Probably the most common complaint I hear about Indie/self-published books is the topic of the odd, or maybe not so infrequent typo or formatting error and have covered this point in previous posts. What I would reiterate though is that it is simply not financially viable for many self-publishers to pay the cost of weeks of professional line editing. But in defence of the self-published Indie, I know how much work and effort many writers that I know put into preparing their manuscripts. Whether it be by paying for an editor or proofreader, using beta readers or friends to help, the editing process is long, painstaking and taken very seriously.
I do agree, however, that those self-published writers who skip this step and publish error-ridden manuscripts in their haste to be published cast a dark shadow over the good and great self-published books.
In reality, though, we all know that even after slaving away for weeks or even months, there will be the odd typo that gets missed. Well, so what? This even happens after expensive line editing by professionals.
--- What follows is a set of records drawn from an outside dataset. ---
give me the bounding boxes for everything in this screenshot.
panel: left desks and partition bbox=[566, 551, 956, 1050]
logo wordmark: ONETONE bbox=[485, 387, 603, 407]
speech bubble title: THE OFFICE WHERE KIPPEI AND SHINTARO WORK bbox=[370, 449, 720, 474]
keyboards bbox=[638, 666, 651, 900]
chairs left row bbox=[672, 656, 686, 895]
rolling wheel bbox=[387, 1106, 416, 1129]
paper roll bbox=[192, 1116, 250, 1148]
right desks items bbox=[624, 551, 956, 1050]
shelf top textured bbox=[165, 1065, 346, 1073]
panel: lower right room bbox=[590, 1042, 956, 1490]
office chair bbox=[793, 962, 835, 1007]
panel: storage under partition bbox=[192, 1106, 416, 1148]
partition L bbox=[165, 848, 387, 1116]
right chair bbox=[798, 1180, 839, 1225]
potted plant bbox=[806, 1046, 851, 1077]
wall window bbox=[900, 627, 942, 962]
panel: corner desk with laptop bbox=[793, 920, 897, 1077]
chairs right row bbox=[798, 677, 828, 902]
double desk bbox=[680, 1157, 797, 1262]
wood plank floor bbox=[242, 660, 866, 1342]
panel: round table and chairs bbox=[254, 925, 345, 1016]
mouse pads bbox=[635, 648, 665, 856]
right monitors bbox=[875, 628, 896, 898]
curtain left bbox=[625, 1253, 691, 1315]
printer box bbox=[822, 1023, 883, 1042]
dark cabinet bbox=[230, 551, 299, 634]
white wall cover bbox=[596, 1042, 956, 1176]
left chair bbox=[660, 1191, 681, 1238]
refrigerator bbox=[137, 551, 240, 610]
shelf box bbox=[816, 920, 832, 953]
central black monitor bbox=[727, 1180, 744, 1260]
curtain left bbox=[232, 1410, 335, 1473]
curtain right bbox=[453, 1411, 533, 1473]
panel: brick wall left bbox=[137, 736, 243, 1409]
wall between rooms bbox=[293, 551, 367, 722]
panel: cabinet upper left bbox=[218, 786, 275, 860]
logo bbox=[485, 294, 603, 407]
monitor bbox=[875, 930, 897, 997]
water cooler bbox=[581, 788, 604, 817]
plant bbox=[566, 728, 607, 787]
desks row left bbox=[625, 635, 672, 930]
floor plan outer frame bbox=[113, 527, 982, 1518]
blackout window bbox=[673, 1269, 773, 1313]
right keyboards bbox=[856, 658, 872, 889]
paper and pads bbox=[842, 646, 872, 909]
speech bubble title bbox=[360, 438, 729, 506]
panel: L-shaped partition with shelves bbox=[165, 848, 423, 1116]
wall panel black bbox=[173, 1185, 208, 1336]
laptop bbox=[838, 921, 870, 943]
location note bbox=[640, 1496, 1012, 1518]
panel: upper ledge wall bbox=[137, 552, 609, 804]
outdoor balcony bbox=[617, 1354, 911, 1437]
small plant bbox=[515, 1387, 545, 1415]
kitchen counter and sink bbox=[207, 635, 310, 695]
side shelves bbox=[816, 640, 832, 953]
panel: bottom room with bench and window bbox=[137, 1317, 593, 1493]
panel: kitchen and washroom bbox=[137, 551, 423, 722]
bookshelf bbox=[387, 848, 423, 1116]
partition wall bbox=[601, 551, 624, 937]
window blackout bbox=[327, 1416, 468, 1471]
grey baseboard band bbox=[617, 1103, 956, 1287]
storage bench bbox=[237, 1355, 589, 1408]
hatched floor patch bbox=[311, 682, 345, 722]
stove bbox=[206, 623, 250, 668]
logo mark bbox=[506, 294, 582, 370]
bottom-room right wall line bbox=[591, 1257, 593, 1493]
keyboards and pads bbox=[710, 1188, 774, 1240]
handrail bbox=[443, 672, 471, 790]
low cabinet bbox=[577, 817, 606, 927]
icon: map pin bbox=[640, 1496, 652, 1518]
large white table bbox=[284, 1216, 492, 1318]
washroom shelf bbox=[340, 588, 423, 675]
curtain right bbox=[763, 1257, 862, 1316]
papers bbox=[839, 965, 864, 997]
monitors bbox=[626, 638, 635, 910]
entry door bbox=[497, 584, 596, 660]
If a text is riddled with errors, it will be clear from a sample or preview so I would agree, do not buy it. But the odd typo is no excuse not to enjoy a good read and has never stopped me from enjoying a well-crafted story, of which I have now read many be Indie writers.
From my perspective, it is the new authors, Indies and self-publishers that are bringing fresh ideas and powerful stories to print. They are the innovators and the ones willing to experiment, try something new and of course accept failure along the way. Unlike the traditional publishers who are treading water and peddling the same-o same-o. If they were selling music, they would probably be very happily still flogging Perry Como, Elvis Presley and Dean Martin. In my local bookstore, the racks are full of titles from The Big Six’. But you know, as much as I love Douglas Adams, I really don’t want to buy his books again. Nor Rankin, nor Rushdie, nor Clavell, nor Follett. And certainly not Sarah Palin. I would prefer Barbara Cartland any day.
Even my wife, who has been a bookstore buyer all her life has become fed up with bookstore offerings and is now using her Kindle as a means to discover new books, new authors and new ideas.
In my opinion, the future of publishing will follow the digital music industry. Small Indie publishers that are now starting to emerge will develop the innovation, imagination, courage, marketing savvy and quality controls to bring great new titles to the market. Giving bright new authors the opportunity to express themselves, but at the same time, having the expertise to prepare a quality product. The ‘Big Six’ will remain of course, but challenged by a few hundred smart Indie publishers, it could revitalise the current stagnation in the industry and bring back cultural growth to literature and reading.